What are the trade off between security and freedom? How much are we willing to give in order to feel safe? Camden, NJ used to be able to boast the highest crime rate in the United States of America. This improvrished city was forced to cut its police force by half. A new police forced was commisioned by governer Chris Christy, simply titled Metro. This new system employed military-like patrol, cutting edge computer systems, and video technology. It has been called the "Future of American Policing".
County Metro has made two major changes: drastically increasing foot patrol on the streets and covering 2/3 of the city with cameras. The cameras are military grade and accompanied with shot spotters. Shot spotters are hidden microphones that can triangulate the sound of a gun shot and provide the location of the crime. Metro is able to respond within 3.5 minutes, 3 times faster than the nation average.

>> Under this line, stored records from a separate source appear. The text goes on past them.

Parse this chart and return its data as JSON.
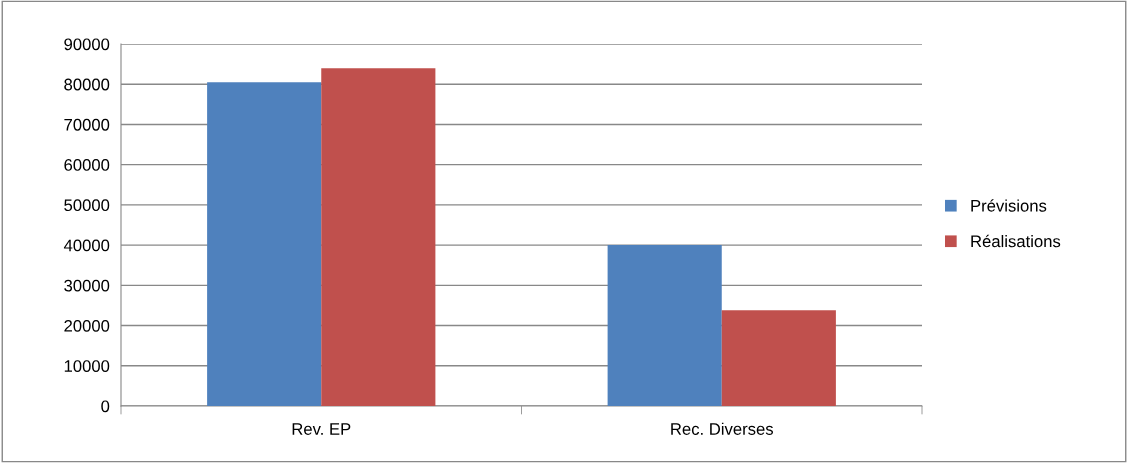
{
  "chart_data": {
    "type": "bar",
    "categories": [
      "Rev. EP",
      "Rec. Diverses"
    ],
    "series": [
      {
        "name": "Prévisions",
        "color": "#4f81bd",
        "values": [
          80500,
          40000
        ]
      },
      {
        "name": "Réalisations",
        "color": "#c0504d",
        "values": [
          84000,
          23800
        ]
      }
    ],
    "ylim": [
      0,
      90000
    ],
    "yticks": [
      0,
      10000,
      20000,
      30000,
      40000,
      50000,
      60000,
      70000,
      80000,
      90000
    ],
    "grid": "y",
    "legend": "right"
  }
}
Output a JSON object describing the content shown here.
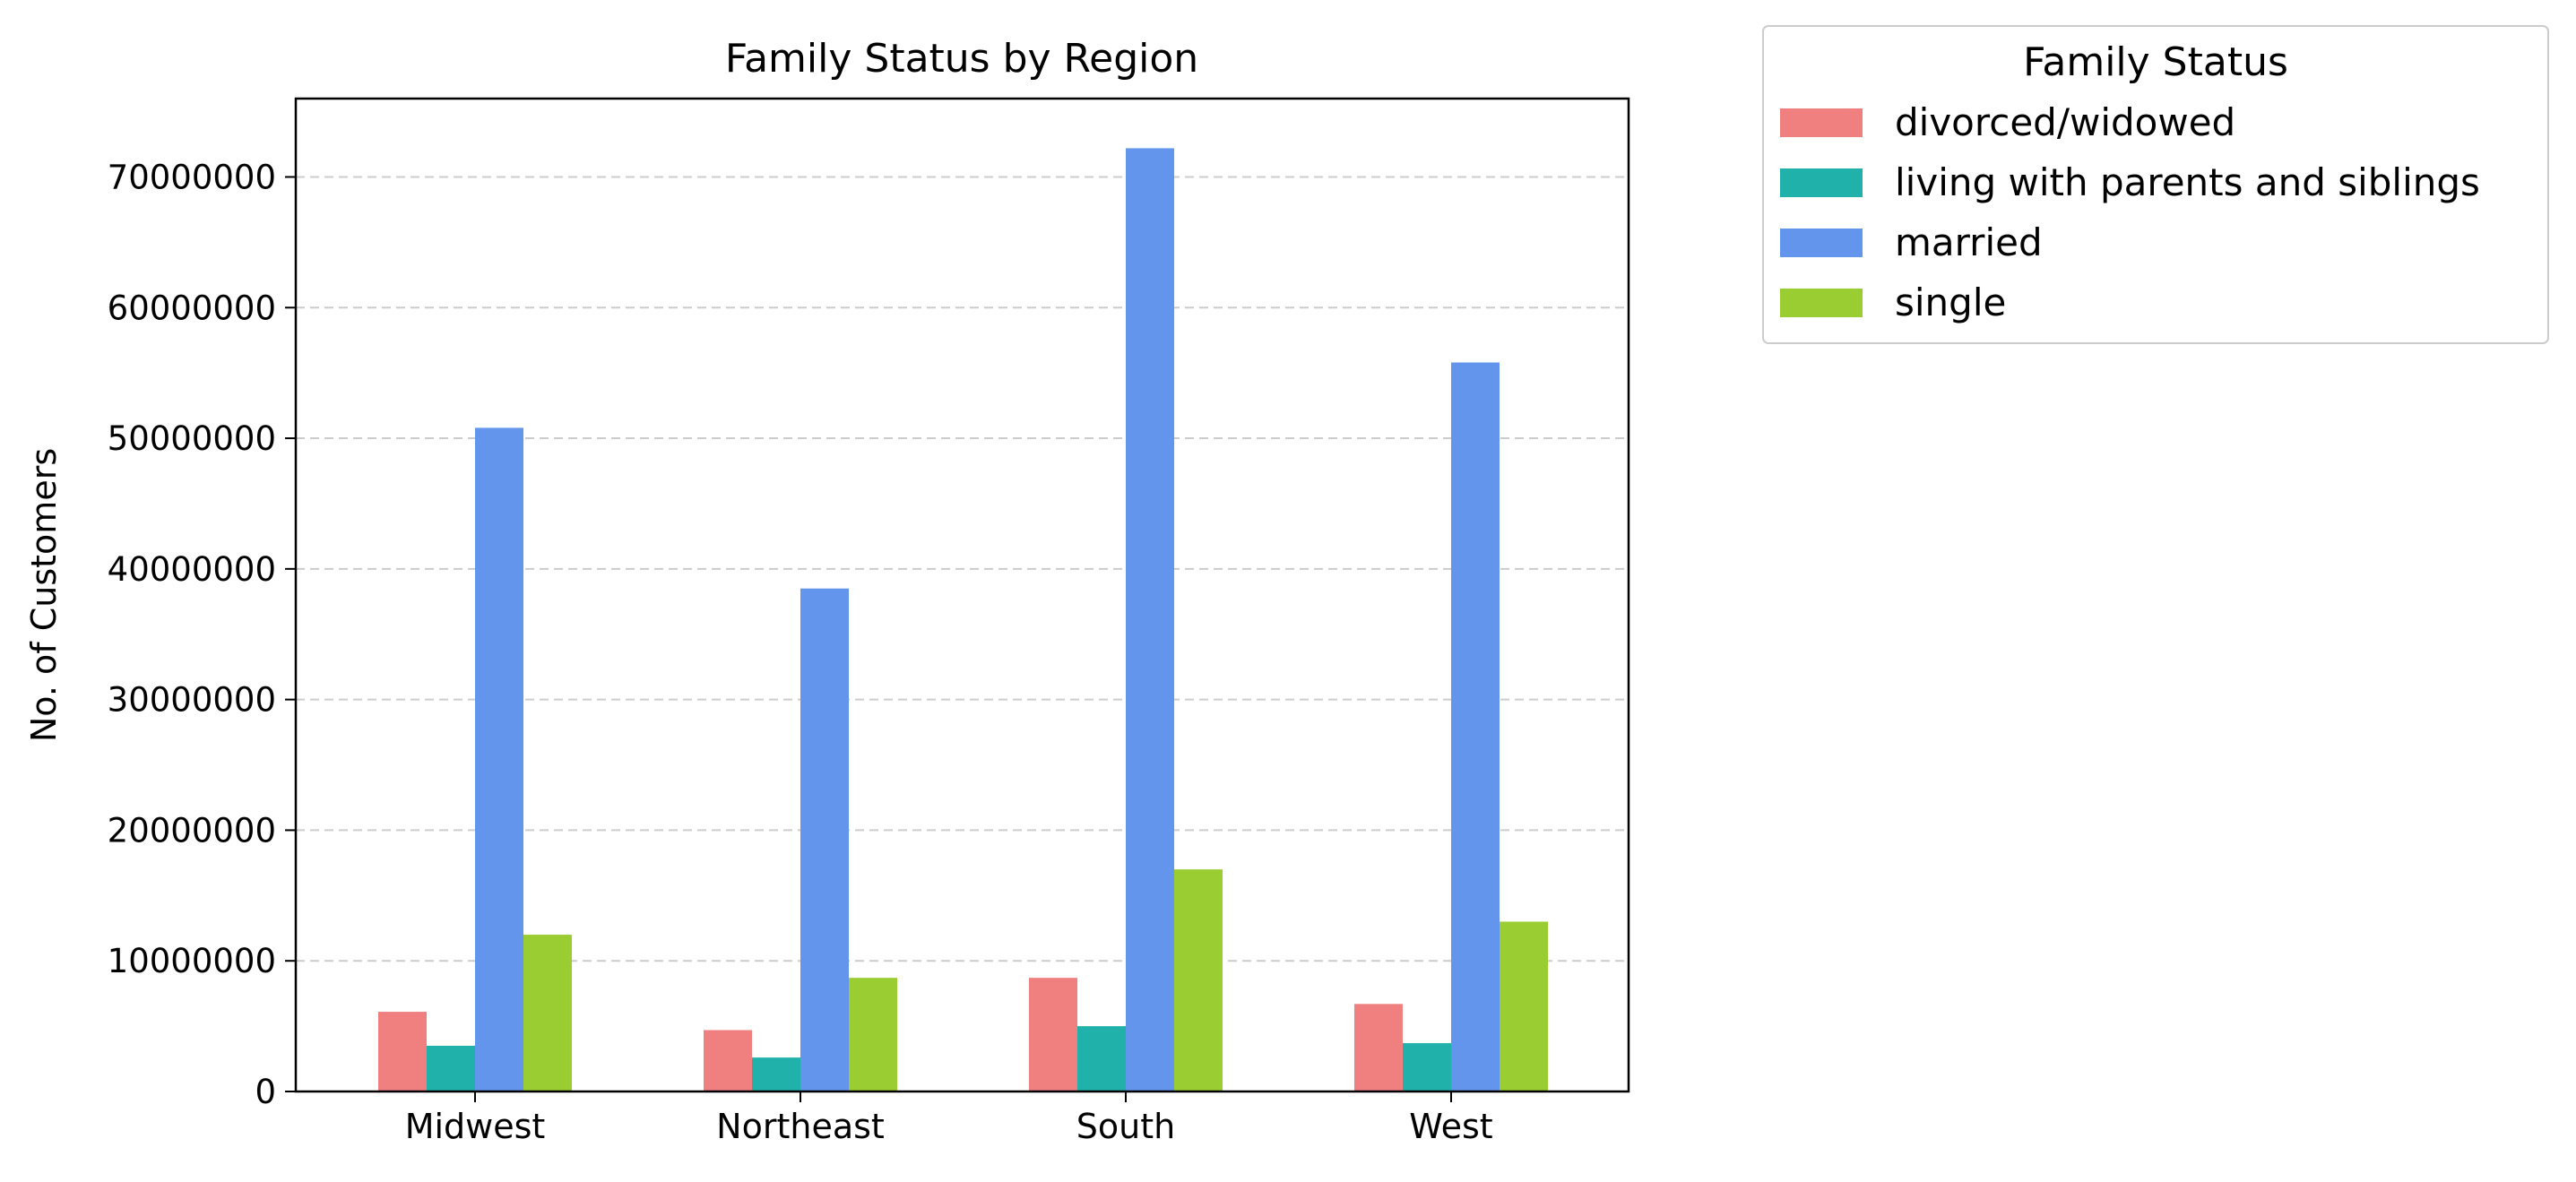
{
  "chart_data": {
    "type": "bar",
    "title": "Family Status by Region",
    "xlabel": "",
    "ylabel": "No. of Customers",
    "categories": [
      "Midwest",
      "Northeast",
      "South",
      "West"
    ],
    "ylim": [
      0,
      76000000
    ],
    "yticks": [
      0,
      10000000,
      20000000,
      30000000,
      40000000,
      50000000,
      60000000,
      70000000
    ],
    "ytick_labels": [
      "0",
      "10000000",
      "20000000",
      "30000000",
      "40000000",
      "50000000",
      "60000000",
      "70000000"
    ],
    "grid": "y-dashed",
    "legend": {
      "title": "Family Status",
      "placement": "outside-top-right"
    },
    "series": [
      {
        "name": "divorced/widowed",
        "color": "#f08080",
        "values": [
          6100000,
          4700000,
          8700000,
          6700000
        ]
      },
      {
        "name": "living with parents and siblings",
        "color": "#20b2aa",
        "values": [
          3500000,
          2600000,
          5000000,
          3700000
        ]
      },
      {
        "name": "married",
        "color": "#6495ed",
        "values": [
          50800000,
          38500000,
          72200000,
          55800000
        ]
      },
      {
        "name": "single",
        "color": "#9acd32",
        "values": [
          12000000,
          8700000,
          17000000,
          13000000
        ]
      }
    ]
  }
}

The cameras are monitored from the "RT-TOIC" control room, or real time- tactical operation intellegents center. They constantly monitor the cameras which target "common areas" of crime. It is not said whether the "common areas" are found through statistics, but it seems that it could definately lead to racial profiling. There is already a common saying within the community: Black people standing/ white people walking. Meaning if you fall into one of these demographics you are already consisdered a suspect. Assumptions like these make it difficult for resisdents to feel comfortable outside their own homes and discourages racial integration by making white people feel unwelcomed in these areas.
There seems to be mixed feelings by the locals. While some feel stiffled by the surviellence and harrassment, police claim that others are clamoring for more cameras. Some residents have tried to fight back by employing tools such as police scanners in the form of phone apps.
This type of policing disproportionately target low income minorities. What is to stop the police from abusing this sort of technology? How long will the footage be kept on file? Could the footage be used for blackmail? The company claims to have transparency, but the "transparency" is only between the camera providers and the police force. There are currently not uniform guidelines or independent overview. Thus far the policing of this system is at the complete disgression of Metro.
There is the well-known adage, "Nothing to hide, nothing to lose," but this has been proven wrong everytime the US or UK filmed and monitored a mosque with no other reason than the members are muslim.
All of this being said, the statistic show that this kind of monitoring does work. In East Orange, New Jersey the crime rate droped by 50% over three years. Camden's crime has dropped by 14% in the first 6 months. Is this type of surveillance enevitable? If so, what kind of demads or regulations will citizens demand local, state, and nation-wide? What is the social cost of these criminalogical benefits? If people are scared to be on the streets, will crime just spill over into intertent and closed door deals?
In the end an officer claims that Camden has not been turned into a police state. He defines a "police state" as a place where neighborhoods are militarized, citizens movements are monitored and regulated, and movement is restricted. Is Camden a police state? You decide.